Un index qui pose problème
Publié par Open Doors, une ONG protestante, ledit index n’en est pas à une contradiction près. Ainsi, le Nigeria y apparaît comme le pays où l’on tuerait le plus grand nombre de chrétiens. En revanche, il ne figure pas dans le classement des sept pays « capitaux » où, selon Open Doors, on persécuterait le plus les chrétiens, à savoir, par ordre décroissant d’importance : la Corée du Nord, l’Afghanistan, la Somalie, la Libye, le Pakistan, le Soudan et l’Érythrée. Doit-on en déduire qu’il existerait des formes de persécution encore plus terribles que la mise à mort ? Ou bien qu’il vaudrait mieux être tué au Nigeria qu’interdit de messe en Corée du Nord ?

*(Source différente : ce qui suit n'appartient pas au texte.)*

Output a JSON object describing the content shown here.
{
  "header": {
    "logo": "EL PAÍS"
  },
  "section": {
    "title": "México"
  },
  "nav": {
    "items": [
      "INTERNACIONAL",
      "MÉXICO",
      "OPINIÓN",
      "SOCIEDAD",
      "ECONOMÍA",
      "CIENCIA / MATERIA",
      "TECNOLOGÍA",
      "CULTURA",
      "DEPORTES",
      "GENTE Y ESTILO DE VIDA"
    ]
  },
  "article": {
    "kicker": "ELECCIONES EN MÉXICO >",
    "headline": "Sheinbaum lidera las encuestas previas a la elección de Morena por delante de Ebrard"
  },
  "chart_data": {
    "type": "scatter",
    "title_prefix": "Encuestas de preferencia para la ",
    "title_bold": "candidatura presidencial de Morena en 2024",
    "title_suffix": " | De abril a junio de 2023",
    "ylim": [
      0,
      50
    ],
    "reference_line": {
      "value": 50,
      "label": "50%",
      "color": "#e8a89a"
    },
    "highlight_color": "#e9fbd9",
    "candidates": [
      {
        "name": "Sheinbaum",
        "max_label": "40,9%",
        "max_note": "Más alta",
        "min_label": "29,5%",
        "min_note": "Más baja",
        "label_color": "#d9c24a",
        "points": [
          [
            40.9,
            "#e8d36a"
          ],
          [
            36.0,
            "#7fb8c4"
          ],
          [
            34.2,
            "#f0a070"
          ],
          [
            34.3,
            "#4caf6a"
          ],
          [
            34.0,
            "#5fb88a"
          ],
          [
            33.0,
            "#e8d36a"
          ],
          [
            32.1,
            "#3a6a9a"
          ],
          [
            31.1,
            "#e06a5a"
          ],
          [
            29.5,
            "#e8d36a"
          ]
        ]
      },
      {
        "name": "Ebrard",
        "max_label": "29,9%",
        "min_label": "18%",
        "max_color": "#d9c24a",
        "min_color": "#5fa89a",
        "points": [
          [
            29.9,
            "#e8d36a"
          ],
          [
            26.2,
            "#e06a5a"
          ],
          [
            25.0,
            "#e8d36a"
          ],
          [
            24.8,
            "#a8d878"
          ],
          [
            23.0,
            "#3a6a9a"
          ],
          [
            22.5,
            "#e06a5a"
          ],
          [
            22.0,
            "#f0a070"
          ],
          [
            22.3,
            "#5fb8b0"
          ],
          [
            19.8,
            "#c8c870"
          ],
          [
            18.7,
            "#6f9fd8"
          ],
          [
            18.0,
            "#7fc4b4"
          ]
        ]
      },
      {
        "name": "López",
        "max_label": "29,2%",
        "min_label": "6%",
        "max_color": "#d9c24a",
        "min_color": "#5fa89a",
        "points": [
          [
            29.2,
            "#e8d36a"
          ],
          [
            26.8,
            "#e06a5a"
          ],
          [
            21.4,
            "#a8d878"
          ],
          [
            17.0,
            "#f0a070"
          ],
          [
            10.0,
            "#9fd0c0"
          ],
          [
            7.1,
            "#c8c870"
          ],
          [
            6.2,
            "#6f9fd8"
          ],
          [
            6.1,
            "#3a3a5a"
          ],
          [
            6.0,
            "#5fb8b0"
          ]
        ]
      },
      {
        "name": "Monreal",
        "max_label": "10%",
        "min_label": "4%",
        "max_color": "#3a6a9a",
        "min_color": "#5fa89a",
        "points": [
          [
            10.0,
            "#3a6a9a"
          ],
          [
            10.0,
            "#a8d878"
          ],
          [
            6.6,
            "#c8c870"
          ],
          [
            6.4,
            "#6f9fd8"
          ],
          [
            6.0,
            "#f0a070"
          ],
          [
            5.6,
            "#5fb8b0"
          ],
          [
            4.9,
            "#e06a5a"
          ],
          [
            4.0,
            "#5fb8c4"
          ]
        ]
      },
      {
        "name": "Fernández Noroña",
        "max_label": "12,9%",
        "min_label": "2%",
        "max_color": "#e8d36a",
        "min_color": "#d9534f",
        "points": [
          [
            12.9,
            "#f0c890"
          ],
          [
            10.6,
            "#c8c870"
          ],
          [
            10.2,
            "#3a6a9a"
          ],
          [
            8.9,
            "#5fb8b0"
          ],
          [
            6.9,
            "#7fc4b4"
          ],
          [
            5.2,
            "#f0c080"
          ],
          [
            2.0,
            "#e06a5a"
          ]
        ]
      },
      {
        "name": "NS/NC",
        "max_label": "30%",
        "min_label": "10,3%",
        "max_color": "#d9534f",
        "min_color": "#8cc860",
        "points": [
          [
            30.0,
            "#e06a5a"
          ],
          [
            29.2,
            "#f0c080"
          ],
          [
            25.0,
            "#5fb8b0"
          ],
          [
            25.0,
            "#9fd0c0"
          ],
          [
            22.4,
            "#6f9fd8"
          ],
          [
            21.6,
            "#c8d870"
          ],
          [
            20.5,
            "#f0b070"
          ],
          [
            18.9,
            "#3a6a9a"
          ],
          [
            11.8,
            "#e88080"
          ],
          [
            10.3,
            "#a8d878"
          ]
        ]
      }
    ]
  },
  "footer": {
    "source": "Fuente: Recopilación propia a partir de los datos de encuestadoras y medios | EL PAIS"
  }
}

Derrière la précision des chiffres, la démonstration manque également d’exactitude. D’après Open Doors, 4 305 chrétiens auraient été tués dans le monde pour des raisons liées à leur croyance en 2018. Mais est-ce que « 97 % » d’entre eux l’ont vraiment été en Afrique ? Ou bien, pour reprendre d’autres chiffres cités de façon contradictoire par l’article du Monde, « près de neuf dixièmes », c’est-à-dire moins de 90 % ? On ne le sait guère. De fait, les calculs d’Open Doors laissent la « porte ouverte » à de nombreuses interprétations et révèlent bien des incohérences.
Concernant l’Afrique, en particulier, l’ONG classe le Nigeria, pays le plus peuplé du continent, en tête de liste des pays les plus touchés par des violences contre des chrétiens, avec 3 731 morts recensés en 2018, contre 146 en Centrafrique, 50 en Somalie, 43 au Congo, 42 au Mozambique, 31 en Éthiopie et 30 au Soudan du Sud.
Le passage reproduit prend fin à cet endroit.